See? Maybe more authors should be thinking of their websites as smaller versions of the successful e-commerce sites out there. Move over, Amazon…

Blogging Tips from a Bestselling Author

This is a great read for all authors. Whether you’re planning to blog, having trouble figuring out what to blog about, or hoping to draw more readers to your blog (which covers practically everybody), don’t miss this article by Peter G. James Sinclair on achieving blogging success:


Are Authors Feeling Discouraged?

I came across a conversation on LinkedIn today. Just the title of the topic of discussion says it all:

Internet blogging, social networking et al has no effect on sales for 99% of new self published writers well certainly not for this one. Agree?

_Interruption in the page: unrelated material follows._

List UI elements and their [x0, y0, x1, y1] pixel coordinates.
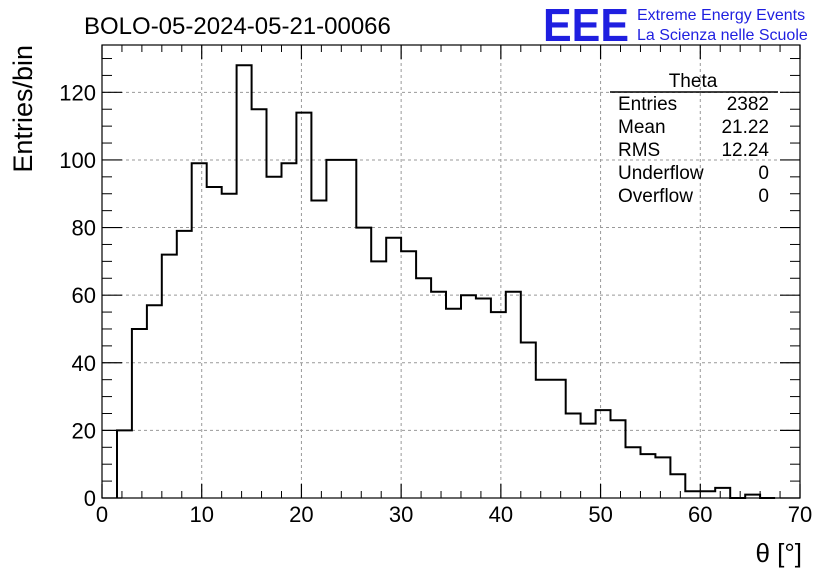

Sadly enough, most of the people who participated in the conversation do agree. Here are some excerpts of what they had to say:

Most of the time we’re blogging to other people who are trying to sell something to us — books, marketing, web design, etc. Same with Twitter. Has anyone else concluded that that almost no one reads other people’s tweets? I almost never do. I can’t understand 90% of them anyway.
–Peter Pollak

That is true I have almost given up. If you book is not getting shelf space and advetising somewhere it’s not moving.
–George Mavromates

I quite agree. My first book was with amazon/createspace. Zero-zilch-nothing in the way of promotion / marketing / sales…
–William Spencer

I thought maybe I was just being impatient–I just published last week, but it appears my concerns are justified. I do have some ideas that might help my sales, but I’m not encouraged. I’ve chatted on other sites with other authors with same concerns.
–Bracy Ratcliff

Boy, that’s depressing. But here’s my take on things (which will hopefully have you feeling a little more positive).

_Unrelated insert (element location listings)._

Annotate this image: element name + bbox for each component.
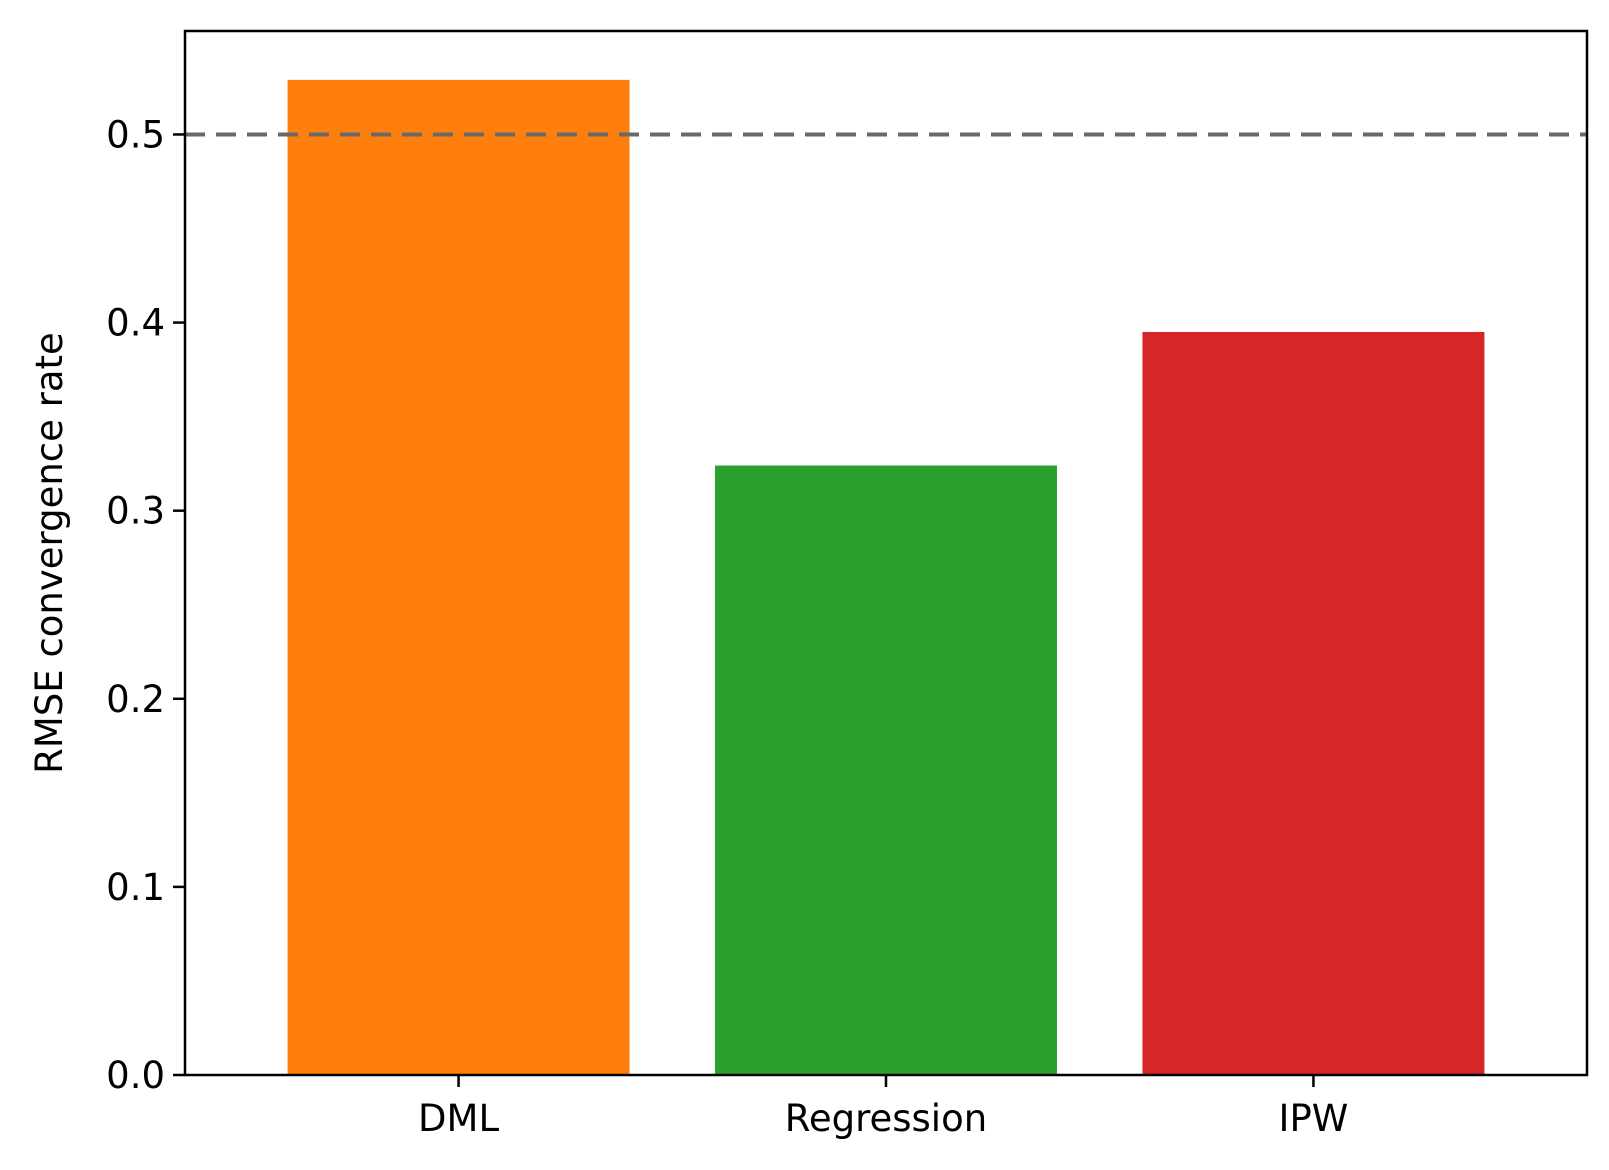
bar-regression <box>715 465 1057 1075</box>
x-tick-label: Regression <box>785 1097 987 1140</box>
y-axis: 0.0 0.1 0.2 0.3 0.4 0.5 <box>106 113 185 1097</box>
x-tick-label: IPW <box>1279 1097 1349 1140</box>
bars-group <box>287 79 1485 1076</box>
y-tick-label: 0.5 <box>106 113 165 156</box>
x-axis: DML Regression IPW <box>418 1075 1348 1140</box>
y-tick-label: 0.2 <box>106 678 165 721</box>
y-tick-label: 0.0 <box>106 1054 165 1097</box>
y-tick-label: 0.3 <box>106 490 165 533</box>
y-axis-label: RMSE convergence rate <box>28 332 71 774</box>
bar-dml <box>287 79 630 1076</box>
bar-ipw <box>1142 331 1485 1075</box>
y-tick-label: 0.4 <box>106 302 165 345</box>
x-tick-label: DML <box>418 1097 499 1140</box>
y-tick-label: 0.1 <box>106 866 165 909</box>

First of all, becoming a successful author is much like becoming a successful actor. You have to go into it knowing that the likelihood that you’ll be rich and famous is minimal. In fact, you probably won’t even be able to pay your bills on the money you’ll make. Deal with it. If you want more stability than that, go into banking.

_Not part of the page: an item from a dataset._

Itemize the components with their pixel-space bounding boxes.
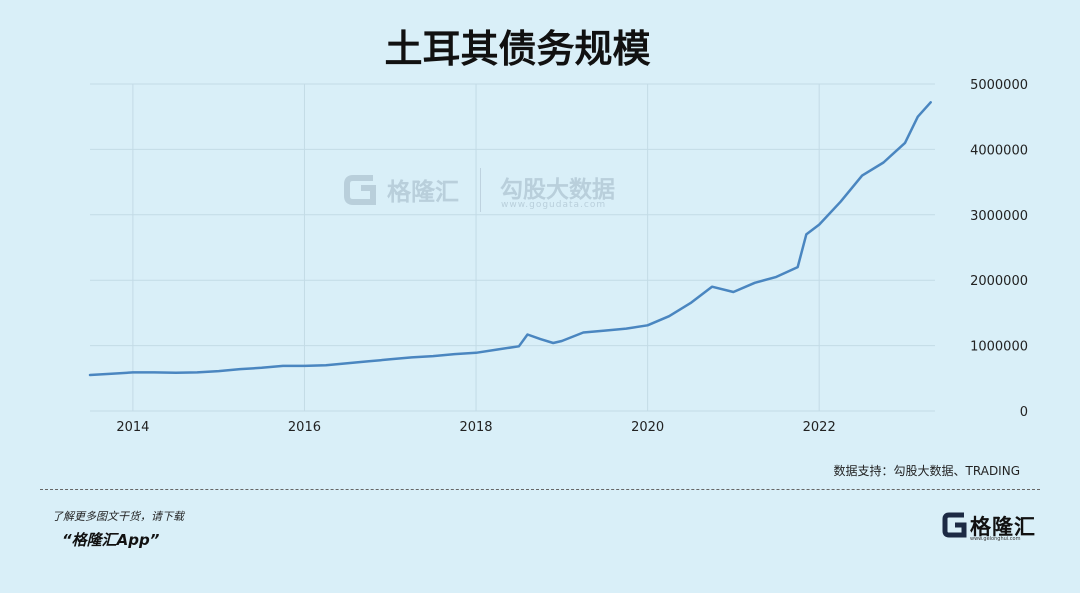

That said, if you don’t do the things you need to do to become a successful author, then there’s no chance (none, niet, nil) that you’ll make it as a writer. Even the most talented writer probably won’t be successful unless he or she properly executes the non-writing requirements of being an author: in this case, blogging and social networking.

Thankfully, a few of the authors in this discussion agreed with me. Here are their comments.

It takes time to build a following and to expand your networks. Keep at it and the momentum will build.
–Lucy Adams

If you don’t do any of these things, there’s just no chance you’ll ever get yourself out there. Can’t win if you don’t play.
–Zihong Gorman

You’re right, Zihong. You have to play — and play well — to ever have a chance. So keep your head up and give it your best shot. If you don’t, you’ll regret it later.